FUNDAMENTALS: JUST FOR THE HELL OF IT

"The temptation shared by all forms of intelligence: cynicism."
                                                                                     - Albert Camus. Notebooks 1935 – 1951


In Venice the raid on the next generation of architects continues, “just for the hell of it”, until November 23rd. The battle is one-sided and we stand over the defense ditch in bewildered grief. Just as Achilles wept after The Night of Victory exclaiming: “For I have done what no man has done on Earth- I have lifted to my mouth the hands of the man who killed my children.”

Fundamentals opens with a full size section through Junkspace; here, a suspended acoustic ceiling reveals a full floor of galvanized ducts and pipes- precisely the type of building section eliminated today by geothermally driven radiant cooling and heating.

The future of architecture can be naturally lit and ventilated; geothermally heated and cooled, freeing all rooftops for gardens.

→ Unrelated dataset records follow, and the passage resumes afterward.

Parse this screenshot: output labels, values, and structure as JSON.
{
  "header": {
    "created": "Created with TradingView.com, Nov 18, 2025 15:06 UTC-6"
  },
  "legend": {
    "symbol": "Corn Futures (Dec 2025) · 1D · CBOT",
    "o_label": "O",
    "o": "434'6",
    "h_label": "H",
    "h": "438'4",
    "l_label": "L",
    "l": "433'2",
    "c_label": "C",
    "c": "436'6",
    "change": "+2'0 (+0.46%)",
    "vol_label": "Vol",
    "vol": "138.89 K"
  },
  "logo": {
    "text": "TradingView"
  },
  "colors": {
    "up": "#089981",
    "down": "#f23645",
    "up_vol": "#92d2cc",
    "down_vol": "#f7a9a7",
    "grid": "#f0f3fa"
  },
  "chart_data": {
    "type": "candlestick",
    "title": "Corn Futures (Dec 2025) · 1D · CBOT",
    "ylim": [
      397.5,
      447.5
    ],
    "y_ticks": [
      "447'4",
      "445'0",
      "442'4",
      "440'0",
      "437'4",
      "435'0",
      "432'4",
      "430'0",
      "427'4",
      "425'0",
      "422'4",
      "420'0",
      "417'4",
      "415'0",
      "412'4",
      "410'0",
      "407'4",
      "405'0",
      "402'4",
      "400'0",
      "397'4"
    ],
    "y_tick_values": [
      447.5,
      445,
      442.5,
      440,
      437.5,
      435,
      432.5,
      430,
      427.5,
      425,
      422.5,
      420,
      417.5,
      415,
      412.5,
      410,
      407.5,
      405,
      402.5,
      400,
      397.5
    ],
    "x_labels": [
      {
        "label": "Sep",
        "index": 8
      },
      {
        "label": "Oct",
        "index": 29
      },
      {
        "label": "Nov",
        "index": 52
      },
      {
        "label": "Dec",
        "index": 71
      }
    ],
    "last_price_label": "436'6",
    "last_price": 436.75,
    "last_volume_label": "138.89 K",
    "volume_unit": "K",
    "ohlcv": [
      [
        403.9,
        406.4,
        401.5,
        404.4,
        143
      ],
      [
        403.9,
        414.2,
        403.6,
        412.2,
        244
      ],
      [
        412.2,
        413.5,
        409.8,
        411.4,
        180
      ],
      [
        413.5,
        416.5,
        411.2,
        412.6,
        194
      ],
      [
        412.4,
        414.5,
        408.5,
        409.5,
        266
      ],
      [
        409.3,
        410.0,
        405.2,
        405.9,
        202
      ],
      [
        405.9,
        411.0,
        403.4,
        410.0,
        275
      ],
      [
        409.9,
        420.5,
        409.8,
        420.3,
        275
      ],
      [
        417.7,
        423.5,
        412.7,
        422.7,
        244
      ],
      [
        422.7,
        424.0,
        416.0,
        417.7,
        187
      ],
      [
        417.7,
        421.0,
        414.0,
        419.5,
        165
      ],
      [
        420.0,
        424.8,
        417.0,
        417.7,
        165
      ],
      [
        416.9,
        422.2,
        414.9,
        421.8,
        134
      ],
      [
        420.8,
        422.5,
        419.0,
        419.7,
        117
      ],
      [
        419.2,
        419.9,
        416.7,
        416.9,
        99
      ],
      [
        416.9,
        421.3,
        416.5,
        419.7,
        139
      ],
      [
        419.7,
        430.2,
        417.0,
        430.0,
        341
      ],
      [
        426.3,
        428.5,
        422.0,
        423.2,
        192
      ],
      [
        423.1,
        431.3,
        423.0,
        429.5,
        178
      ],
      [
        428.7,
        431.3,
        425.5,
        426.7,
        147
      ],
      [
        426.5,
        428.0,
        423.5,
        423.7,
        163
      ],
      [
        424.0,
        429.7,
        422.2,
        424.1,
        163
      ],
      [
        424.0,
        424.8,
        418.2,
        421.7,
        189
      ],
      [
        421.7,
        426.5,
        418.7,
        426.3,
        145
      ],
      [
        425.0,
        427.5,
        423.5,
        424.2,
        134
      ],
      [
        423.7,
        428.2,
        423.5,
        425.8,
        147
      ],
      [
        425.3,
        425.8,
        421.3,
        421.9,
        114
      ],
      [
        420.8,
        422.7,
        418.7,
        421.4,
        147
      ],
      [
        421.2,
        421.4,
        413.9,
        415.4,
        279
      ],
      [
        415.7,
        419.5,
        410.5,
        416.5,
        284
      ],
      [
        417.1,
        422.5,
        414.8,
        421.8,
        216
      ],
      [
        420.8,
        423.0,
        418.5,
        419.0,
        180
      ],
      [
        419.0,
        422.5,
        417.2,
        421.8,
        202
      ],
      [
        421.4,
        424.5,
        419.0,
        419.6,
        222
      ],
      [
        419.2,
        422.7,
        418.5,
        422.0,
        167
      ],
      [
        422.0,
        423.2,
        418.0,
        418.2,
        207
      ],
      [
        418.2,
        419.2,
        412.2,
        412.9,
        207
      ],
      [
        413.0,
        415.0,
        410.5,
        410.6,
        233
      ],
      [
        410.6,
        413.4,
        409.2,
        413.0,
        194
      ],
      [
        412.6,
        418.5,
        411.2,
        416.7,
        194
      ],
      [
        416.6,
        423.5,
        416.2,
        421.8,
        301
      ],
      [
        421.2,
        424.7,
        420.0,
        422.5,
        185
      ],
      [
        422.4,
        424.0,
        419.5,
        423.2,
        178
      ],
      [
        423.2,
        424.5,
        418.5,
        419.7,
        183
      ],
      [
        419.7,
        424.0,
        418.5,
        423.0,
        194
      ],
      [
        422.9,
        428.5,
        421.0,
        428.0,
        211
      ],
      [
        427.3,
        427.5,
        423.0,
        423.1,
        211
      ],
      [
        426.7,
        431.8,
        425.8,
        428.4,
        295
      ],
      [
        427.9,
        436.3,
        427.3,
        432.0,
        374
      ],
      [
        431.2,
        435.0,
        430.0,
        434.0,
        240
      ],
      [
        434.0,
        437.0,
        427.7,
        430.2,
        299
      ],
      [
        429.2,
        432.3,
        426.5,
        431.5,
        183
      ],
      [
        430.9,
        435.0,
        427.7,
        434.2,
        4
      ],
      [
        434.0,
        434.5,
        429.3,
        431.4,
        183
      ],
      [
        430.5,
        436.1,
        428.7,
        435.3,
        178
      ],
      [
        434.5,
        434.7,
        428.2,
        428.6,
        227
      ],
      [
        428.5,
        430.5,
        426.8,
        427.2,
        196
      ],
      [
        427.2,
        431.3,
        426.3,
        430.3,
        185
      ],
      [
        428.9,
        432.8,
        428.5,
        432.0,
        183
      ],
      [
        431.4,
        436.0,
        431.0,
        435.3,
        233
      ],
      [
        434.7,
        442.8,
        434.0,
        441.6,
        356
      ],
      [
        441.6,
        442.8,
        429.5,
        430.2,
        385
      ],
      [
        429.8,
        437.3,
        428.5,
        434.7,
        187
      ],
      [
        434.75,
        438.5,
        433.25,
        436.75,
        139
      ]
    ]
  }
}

The curator of this architecture biennale has no faith in the potential of future architecture to set a more positive course for a fragile planet. But we must also endure other “fundamental” contradictions. If a primary element were “column” or “beam”, a deeper connection to a great history of architecture might be contemplated. Instead, we have “escalator” or “toilet” as fundamentals.

As I left this exhibition, I walked past the Doge’s Palace with its unprecedented double rows of columns, raising the massive stone building above the ground. Here the column in a joyful structural challenge is a precursor of Le Corbusier’s piloti, as he developed them in a variety of ways, including the thick pilotis of the Marseille Block. Oscar Niemeyer’s inventive transformation of the column in the buildings of Brasilia come to mind. “Fundamentals of Architecture”? In Venice, I happened to be reading Peter Sloterdijk's Critique of Cynical Reason. In the chapter Cynicism: The Twilight of False Consciousness he writes: “such consciousness cannot become dumb and trust again: innocence cannot be regained.”